I costi della produzione – viene fatto rilevare – si sono attestati a 217,8 milioni di euro con un risultato netto complessivo che ha superato i 6,5 milioni di euro. Sul fronte operativo, nei dodici mesi dello scorso anno le ulteriori acquisizioni hanno incrementato il portafoglio lavori: vale 827 milioni di euro. È da ricordare che nel 2025 presentate 241 gare «per oltre 1,7 miliardi di euro».
Quanto agli indicatori patrimoniali e finanziari, vale la pena di notare che il patrimonio netto complessivo è arrivato a quota 103 milioni di euro. Sul versante della distribuzione del gas, c’è da segnalare che Conscoop è presente oggi «in 159 comuni italiani»: i numeri dicono che serve «oltre 267 mila utenti» per un volume complessivo di «179 milioni di metri cubi distribuiti nel corso del 2025».

Monica Fantini, presidente di Conscoop
Così il commento della presidente Monica Fantini: «Il bilancio 2025, anno in cui il Conscoop ha compiuto i suoi primi 80 anni, conferma l’impegno, la tenacia e la passione di un consorzio che, sulla centralità delle persone e delle proprie imprese socie, persegue con coerenza un percorso di sviluppo sostenibile basato su qualità, innovazione e coesione. Ossia, le caratteristiche di un gruppo solido che ricercando l’equilibrio tra contesto e progresso è riuscito, in un’epoca dalla complessità crescente, a resistere e a rilanciare non perdendo mai di vista il futuro. Perché il cooperare è, prima di tutto, impegno verso lo sviluppo equo giusto e durevole».

Massimo Batani, direttore generale e consigliere delegato di Conscoop
Ecco la dichiarazione del direttore generale e consigliere delegato Massimo Batani: «I risultati raggiunti sono il frutto di un lavoro condiviso con le cooperative associate, con la governance, con il gruppo dirigenziale e con tutti i dipendenti che sono del consorzio la forza. Alla base, la capacità e il coraggio di affrontare il difficile contesto di questi anni e il cambiamento con rinnovata competenza, capacità di presidiare i mercati e di resistere alla complessità rilanciando. Il tutto, sempre garantendo una gestione oculata del consorzio sotto il profilo industriale, economico e finanziario e nel costante rispetto delle regole».

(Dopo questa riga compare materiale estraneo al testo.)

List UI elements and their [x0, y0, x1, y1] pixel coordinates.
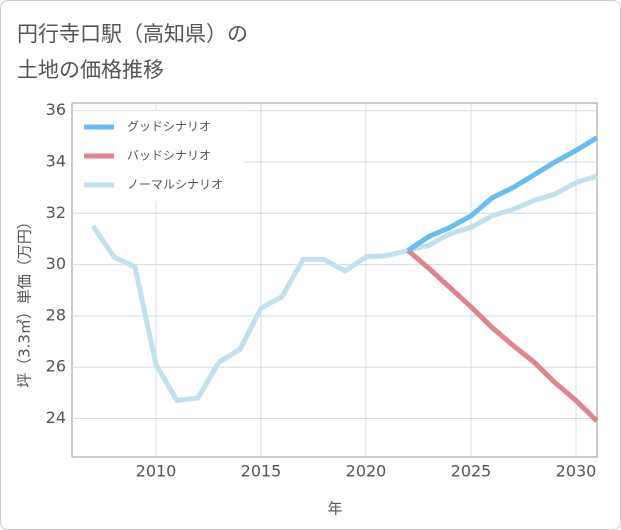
legend-label: グッドシナリオ: [127, 120, 211, 134]
chart-title: 土地の価格推移: [17, 58, 164, 82]
series-line: [406, 135, 599, 253]
y-tick-label: 32: [46, 203, 66, 222]
series-line: [90, 173, 598, 404]
x-tick-label: 2030: [556, 462, 597, 481]
legend-label: バッドシナリオ: [127, 149, 211, 163]
y-tick-label: 28: [46, 305, 66, 324]
x-axis-label: 年: [327, 500, 342, 518]
x-tick-label: 2010: [136, 462, 177, 481]
y-tick-label: 26: [46, 357, 66, 376]
series-line: [406, 248, 599, 423]
y-tick-label: 24: [46, 408, 66, 427]
y-axis-label: 坪（3.3㎡）単価（万円）: [16, 214, 34, 388]
x-tick-label: 2025: [451, 462, 492, 481]
y-tick-label: 34: [46, 152, 66, 171]
legend-label: ノーマルシナリオ: [127, 178, 223, 192]
y-tick-label: 36: [46, 100, 66, 119]
chart-title: 円行寺口駅（高知県）の: [17, 22, 248, 46]
y-tick-label: 30: [46, 254, 66, 273]
x-tick-label: 2020: [346, 462, 387, 481]
x-tick-label: 2015: [241, 462, 282, 481]
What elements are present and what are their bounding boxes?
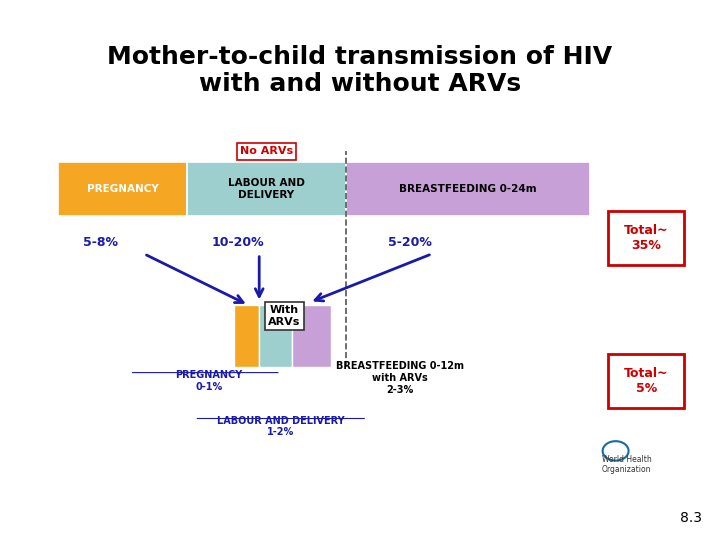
FancyBboxPatch shape xyxy=(187,162,346,216)
Text: 5-20%: 5-20% xyxy=(389,237,432,249)
Text: PREGNANCY
0-1%: PREGNANCY 0-1% xyxy=(175,370,243,392)
FancyBboxPatch shape xyxy=(608,211,684,265)
Text: BREASTFEEDING 0-12m
with ARVs
2-3%: BREASTFEEDING 0-12m with ARVs 2-3% xyxy=(336,361,464,395)
FancyBboxPatch shape xyxy=(292,305,331,367)
Text: BREASTFEEDING 0-24m: BREASTFEEDING 0-24m xyxy=(399,184,537,194)
Text: LABOUR AND DELIVERY
1-2%: LABOUR AND DELIVERY 1-2% xyxy=(217,416,345,437)
Text: With
ARVs: With ARVs xyxy=(269,305,300,327)
FancyBboxPatch shape xyxy=(234,305,259,367)
FancyBboxPatch shape xyxy=(58,162,187,216)
FancyBboxPatch shape xyxy=(608,354,684,408)
Text: No ARVs: No ARVs xyxy=(240,146,293,156)
Text: PREGNANCY: PREGNANCY xyxy=(86,184,158,194)
Text: Total~
5%: Total~ 5% xyxy=(624,367,668,395)
Text: World Health
Organization: World Health Organization xyxy=(601,455,652,474)
Text: with and without ARVs: with and without ARVs xyxy=(199,72,521,96)
Text: Total~
35%: Total~ 35% xyxy=(624,224,668,252)
Text: 8.3: 8.3 xyxy=(680,511,702,525)
Text: 5-8%: 5-8% xyxy=(84,237,118,249)
FancyBboxPatch shape xyxy=(346,162,590,216)
Text: LABOUR AND
DELIVERY: LABOUR AND DELIVERY xyxy=(228,178,305,200)
Text: Mother-to-child transmission of HIV: Mother-to-child transmission of HIV xyxy=(107,45,613,69)
Text: 10-20%: 10-20% xyxy=(211,237,264,249)
FancyBboxPatch shape xyxy=(259,305,292,367)
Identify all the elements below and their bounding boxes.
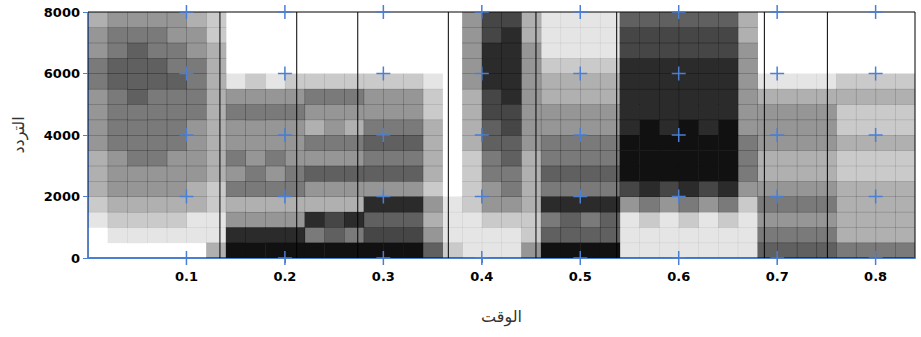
svg-text:0.4: 0.4 bbox=[470, 269, 493, 284]
svg-text:0.8: 0.8 bbox=[864, 269, 887, 284]
svg-text:الوقت: الوقت bbox=[481, 307, 522, 327]
svg-text:0.2: 0.2 bbox=[273, 269, 296, 284]
svg-text:8000: 8000 bbox=[44, 5, 80, 20]
svg-text:0.5: 0.5 bbox=[569, 269, 592, 284]
svg-text:0.6: 0.6 bbox=[667, 269, 690, 284]
svg-text:0.7: 0.7 bbox=[766, 269, 789, 284]
svg-text:4000: 4000 bbox=[44, 128, 80, 143]
svg-text:0.3: 0.3 bbox=[372, 269, 395, 284]
svg-text:6000: 6000 bbox=[44, 66, 80, 81]
svg-text:التردد: التردد bbox=[9, 116, 29, 153]
svg-text:0.1: 0.1 bbox=[175, 269, 198, 284]
svg-text:2000: 2000 bbox=[44, 189, 80, 204]
svg-text:0: 0 bbox=[71, 251, 80, 266]
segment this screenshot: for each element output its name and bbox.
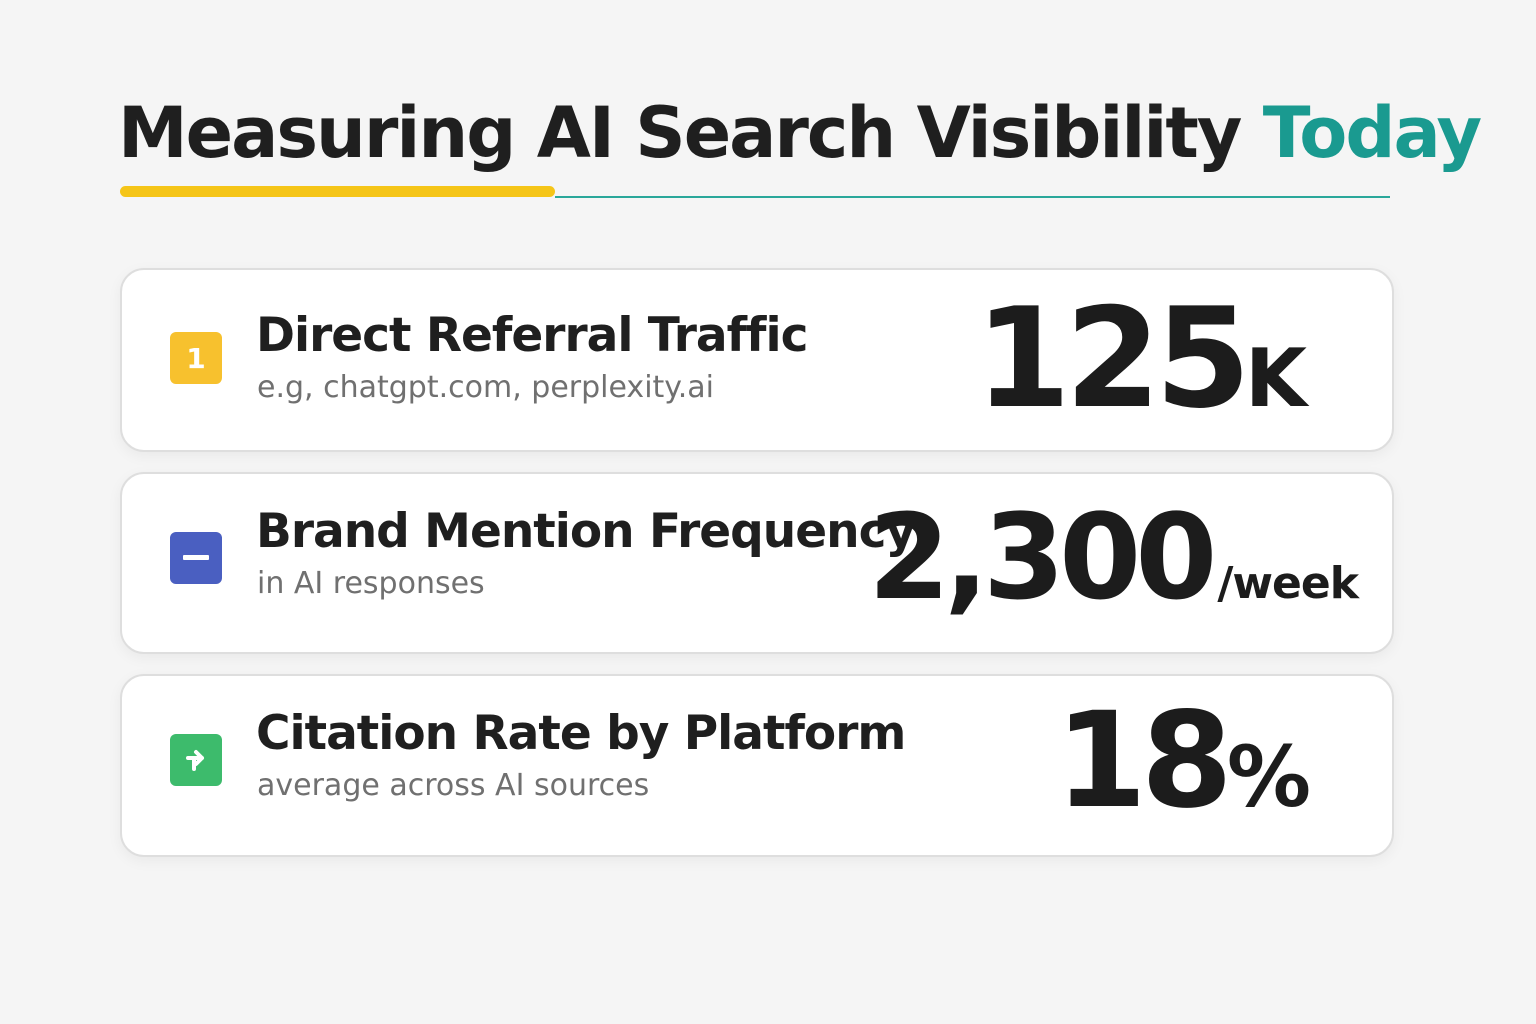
title-highlight: Today	[1262, 92, 1482, 174]
card-subtitle: in AI responses	[257, 566, 485, 601]
metric-value: 18%	[1055, 684, 1311, 838]
metric-value: 2,300/week	[868, 488, 1359, 626]
value-number: 125	[974, 278, 1251, 439]
underline-accent	[120, 186, 555, 197]
value-unit: /week	[1217, 558, 1359, 609]
card-title: Citation Rate by Platform	[256, 706, 906, 761]
page-title: Measuring AI Search Visibility Today	[118, 92, 1482, 174]
value-number: 2,300	[868, 488, 1217, 626]
metric-card: 1 Direct Referral Traffic e.g, chatgpt.c…	[120, 268, 1394, 452]
value-number: 18	[1055, 684, 1233, 838]
value-unit: %	[1226, 728, 1311, 826]
card-icon	[170, 734, 222, 786]
underline-rule	[555, 196, 1390, 198]
card-icon	[170, 532, 222, 584]
card-icon: 1	[170, 332, 222, 384]
minus-icon	[183, 555, 209, 560]
arrow-icon	[186, 750, 204, 771]
metric-card: Brand Mention Frequency in AI responses …	[120, 472, 1394, 654]
metric-value: 125 K	[974, 278, 1307, 439]
card-title: Direct Referral Traffic	[256, 308, 808, 363]
value-unit: K	[1245, 332, 1307, 425]
metric-card: Citation Rate by Platform average across…	[120, 674, 1394, 857]
card-subtitle: e.g, chatgpt.com, perplexity.ai	[257, 370, 715, 405]
card-title: Brand Mention Frequency	[256, 504, 916, 559]
title-text: Measuring AI Search Visibility	[118, 92, 1242, 174]
card-subtitle: average across AI sources	[257, 768, 650, 803]
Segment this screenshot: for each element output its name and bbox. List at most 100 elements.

Queste le parole di Simone Gamberini, presidente di Legacoop nazionale: «Grazie ai soci per il lavoro che in questi anni è stato fatto. Avete compiuto delle scelte, avete creato un piano industriale e formato un gruppo dirigente che si è rivelato vincente e i risultati raggiunti parlano da soli. Nei momenti delicati Legacoop ha affiancato il Conscoop e ora che questo consorzio si dimostra una delle realtà più importanti nazionali del settore, noi ne siamo davvero orgogliosi».
Infine, il virgolettato di Paolo Lucchi, presidente di Legacoop Romagna: «Conscoop chiude il suo ottantesimo anniversario con una crescita del fatturato e del portafoglio lavori, che consolidano il suo posizionamento fra le eccellenze nazionali del settore costruzioni e infrastrutture. E così si conferma pienamente fra i protagonisti della ripresa degli investimenti pubblici degli ultimi anni, artefice ancora una volta della tenuta e dello sviluppo delle cooperative socie, che dalla Romagna si estendono fino alle regioni del sud del Paese».
All’assemblea erano presenti inoltre: Gian Maria Balducci (presidente di Legacoop Produzione Servizi), Andrea Laguardia (direttore di Legacoop Produzione Servizi), Daniele Montroni (presidente di Legacoop Emilia-Romagna), Barbara Lepri (direttrice di Legacoop Emilia Romagna) e Massimiliano Manuzzi (responsabile di Legacoop Produzione e Servizi Emilia-Romagna).